Êpouse - Qu'est-ce qu'il y a ?

Rêveur - Ton haleine... elle est fade. C'est le milieu de la nuit ; elle devrait être chargée. Tes mains : tièdes. Et ce goût de fumée et de déjà-vu perverti. Quelque chose cloche. Ça ne s'est pas passé comme ça. Pas aussi doux, pas aussi lisse.

Êpouse - Tu te plains parce que la conversation prend une trop belle tournure ?
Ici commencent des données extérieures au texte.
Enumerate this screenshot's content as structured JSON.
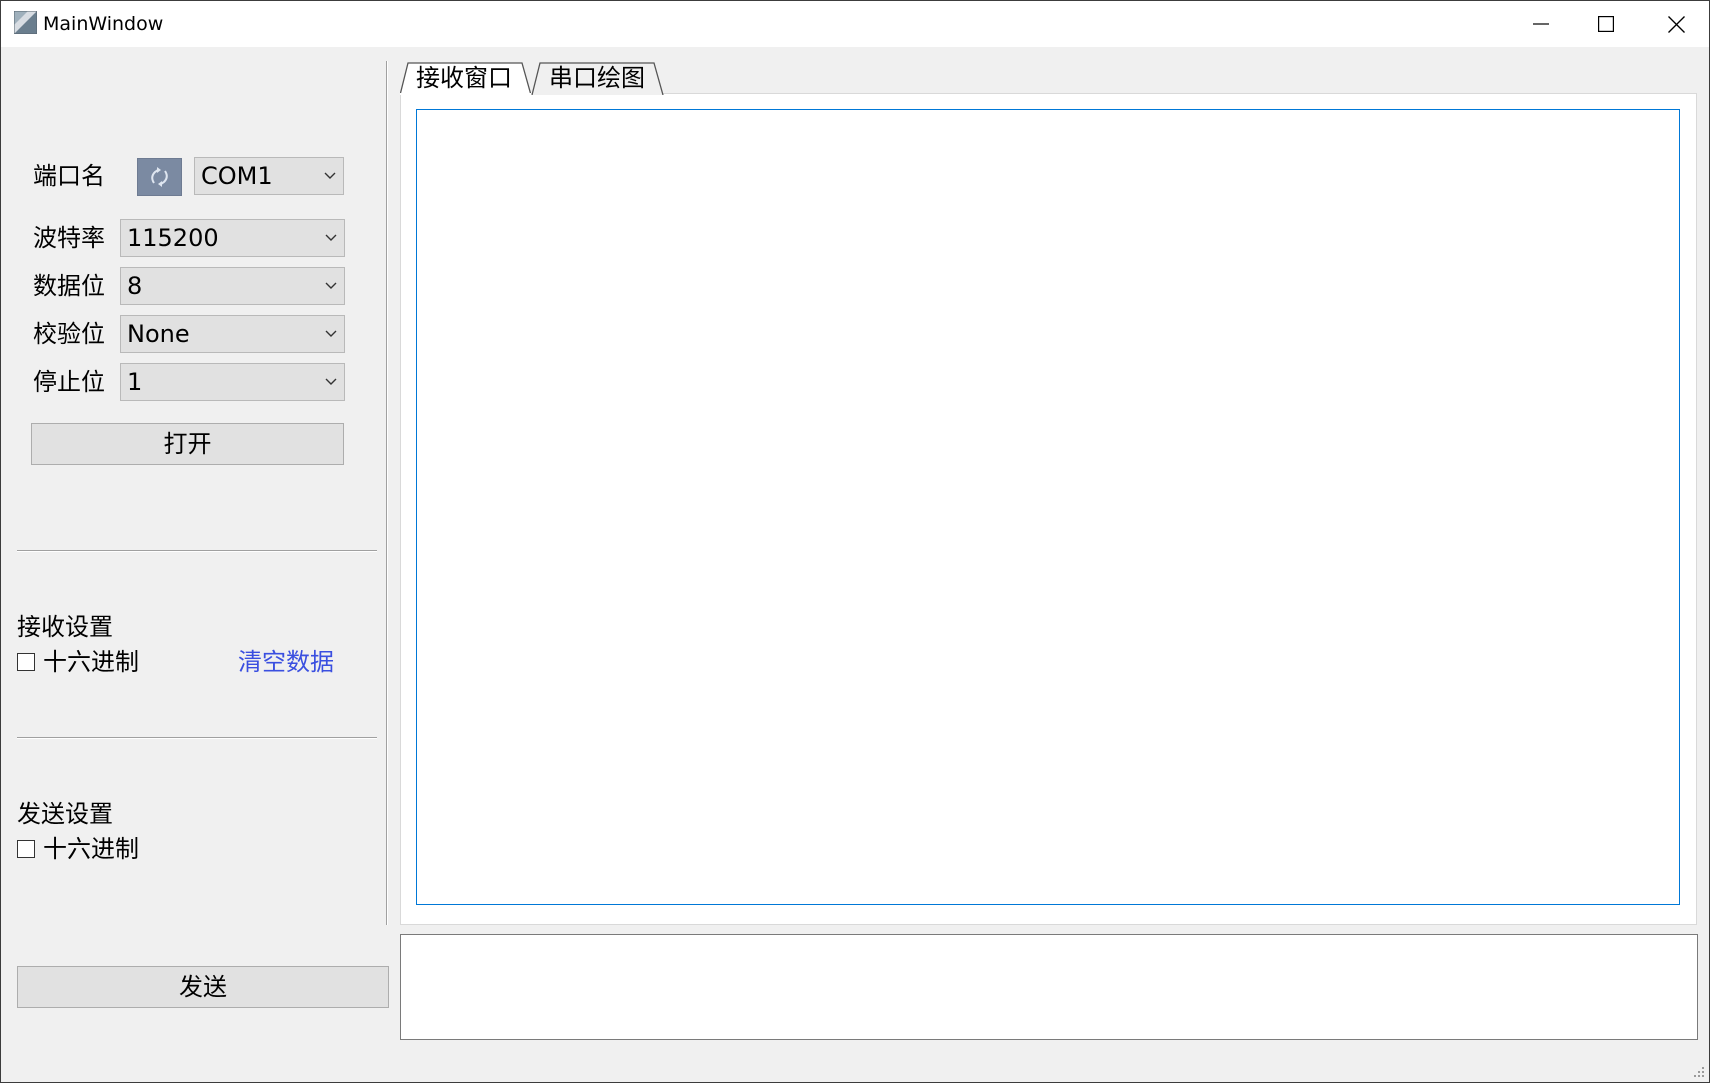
{
  "window": {
    "title": "MainWindow",
    "controls": [
      "minimize-icon",
      "maximize-icon",
      "close-icon"
    ]
  },
  "serial": {
    "port_label": "端口名",
    "port_value": "COM1",
    "baud_label": "波特率",
    "baud_value": "115200",
    "databits_label": "数据位",
    "databits_value": "8",
    "parity_label": "校验位",
    "parity_value": "None",
    "stopbits_label": "停止位",
    "stopbits_value": "1",
    "open_button": "打开",
    "refresh_icon": "refresh-icon"
  },
  "receive_settings": {
    "title": "接收设置",
    "hex_label": "十六进制",
    "hex_checked": false,
    "clear_link": "清空数据",
    "link_color": "#3a4fe0"
  },
  "send_settings": {
    "title": "发送设置",
    "hex_label": "十六进制",
    "hex_checked": false,
    "send_button": "发送"
  },
  "tabs": [
    {
      "label": "接收窗口",
      "active": true
    },
    {
      "label": "串口绘图",
      "active": false
    }
  ],
  "colors": {
    "focus_border": "#0078d7",
    "refresh_button": "#7b8aa2"
  }
}
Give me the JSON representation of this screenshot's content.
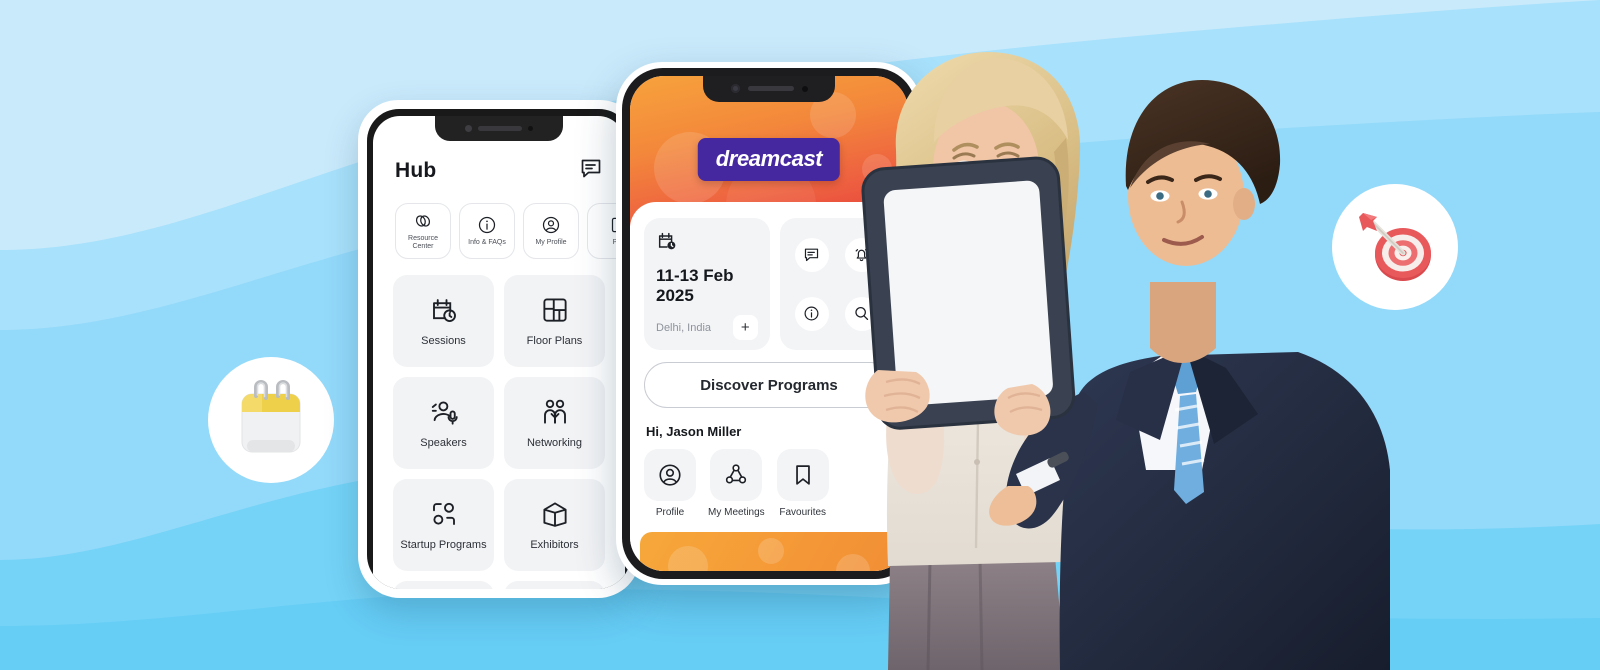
{
  "theme": {
    "bg_light": "#C9EAFB",
    "bg_mid": "#AEE3FA",
    "bg_deep": "#74D3F7",
    "brand_purple": "#4527A0",
    "orange_start": "#F7A23C",
    "orange_end": "#E63F3C",
    "alert_red": "#E8362C",
    "calendar_yellow": "#EFD04B",
    "target_red": "#E8595C",
    "suit_navy": "#232A3D"
  },
  "back_phone": {
    "header": {
      "title": "Hub",
      "chat_icon": "chat-bubble-icon"
    },
    "chips": [
      {
        "label": "Resource Center",
        "icon": "link-rings-icon"
      },
      {
        "label": "Info & FAQs",
        "icon": "info-circle-icon"
      },
      {
        "label": "My Profile",
        "icon": "user-circle-icon"
      },
      {
        "label": "P",
        "icon": "partial-icon"
      }
    ],
    "tiles": [
      {
        "label": "Sessions",
        "icon": "calendar-clock-icon"
      },
      {
        "label": "Floor Plans",
        "icon": "floor-plan-grid-icon"
      },
      {
        "label": "Speakers",
        "icon": "speaker-mic-icon"
      },
      {
        "label": "Networking",
        "icon": "networking-people-icon"
      },
      {
        "label": "Startup Programs",
        "icon": "startup-nodes-icon"
      },
      {
        "label": "Exhibitors",
        "icon": "open-box-icon"
      }
    ]
  },
  "front_phone": {
    "logo": "dreamcast",
    "event": {
      "calendar_icon": "calendar-clock-icon",
      "dates": "11-13 Feb 2025",
      "location": "Delhi, India",
      "add_label": "+"
    },
    "quick_actions": [
      {
        "icon": "chat-bubble-icon",
        "name": "chat",
        "badge": false
      },
      {
        "icon": "bell-icon",
        "name": "notifications",
        "badge": true
      },
      {
        "icon": "info-circle-icon",
        "name": "info",
        "badge": false
      },
      {
        "icon": "search-icon",
        "name": "search",
        "badge": false
      }
    ],
    "cta": {
      "label": "Discover Programs"
    },
    "greeting": "Hi, Jason Miller",
    "shortcuts": [
      {
        "label": "Profile",
        "icon": "user-circle-icon"
      },
      {
        "label": "My Meetings",
        "icon": "meetings-nodes-icon"
      },
      {
        "label": "Favourites",
        "icon": "bookmark-icon"
      }
    ]
  },
  "decorations": [
    {
      "name": "calendar-badge",
      "icon": "desk-calendar-icon"
    },
    {
      "name": "target-badge",
      "icon": "dartboard-arrow-icon"
    }
  ],
  "people": {
    "alt": "Businesswoman and businessman looking at a tablet",
    "tablet": "blank-tablet"
  }
}
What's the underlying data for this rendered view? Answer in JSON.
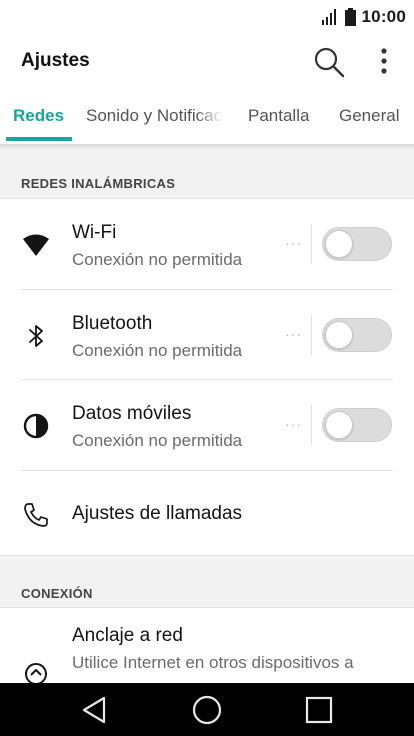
{
  "status_bar": {
    "time": "10:00"
  },
  "app_bar": {
    "title": "Ajustes"
  },
  "tabs": [
    {
      "label": "Redes"
    },
    {
      "label": "Sonido y Notificaciones"
    },
    {
      "label": "Pantalla"
    },
    {
      "label": "General"
    }
  ],
  "sections": {
    "wireless": {
      "title": "REDES INALÁMBRICAS"
    },
    "connection": {
      "title": "CONEXIÓN"
    }
  },
  "wireless_rows": [
    {
      "title": "Wi-Fi",
      "subtitle": "Conexión no permitida",
      "dots": "···",
      "toggle_on": false
    },
    {
      "title": "Bluetooth",
      "subtitle": "Conexión no permitida",
      "dots": "···",
      "toggle_on": false
    },
    {
      "title": "Datos móviles",
      "subtitle": "Conexión no permitida",
      "dots": "···",
      "toggle_on": false
    },
    {
      "title": "Ajustes de llamadas"
    }
  ],
  "connection_rows": [
    {
      "title": "Anclaje a red",
      "subtitle": "Utilice Internet en otros dispositivos a"
    }
  ],
  "icons": {
    "wifi": "wifi-icon",
    "bluetooth": "bluetooth-icon",
    "mobile_data": "mobile-data-icon",
    "calls": "phone-icon",
    "tethering": "tethering-icon",
    "search": "search-icon",
    "more": "more-vert-icon"
  },
  "colors": {
    "accent": "#19a59c",
    "nav_bar": "#000000"
  }
}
Rêveur - Cette nuit-là, il y avait dans les mots que j'ai dits des vérités dures et cruelles. Mon Épouse ne les avait pas gobées si docilement. Nous nous sommes disputés. Cris, vaisselle brisée, les voisins qui gueulent de la fermer. Tu n'es pas douée, comme amadoueuse. Qui es-tu ?

L'Êpouse tente d'entraîner le Rêveur vers un tas de fripes où faire l'amour. 

Êpouse - Qui que je sois, il n'y a pas de mal à se vouloir du bien.

Rêveur, la repoussant - Qui es-tu pour usurper l'Épouse de mes souvenirs ? Pourquoi l'aplanir ainsi ? Je l'aime telle qu'elle est, acide, acerbe, aztèque qui arrache les cœurs à la pelle.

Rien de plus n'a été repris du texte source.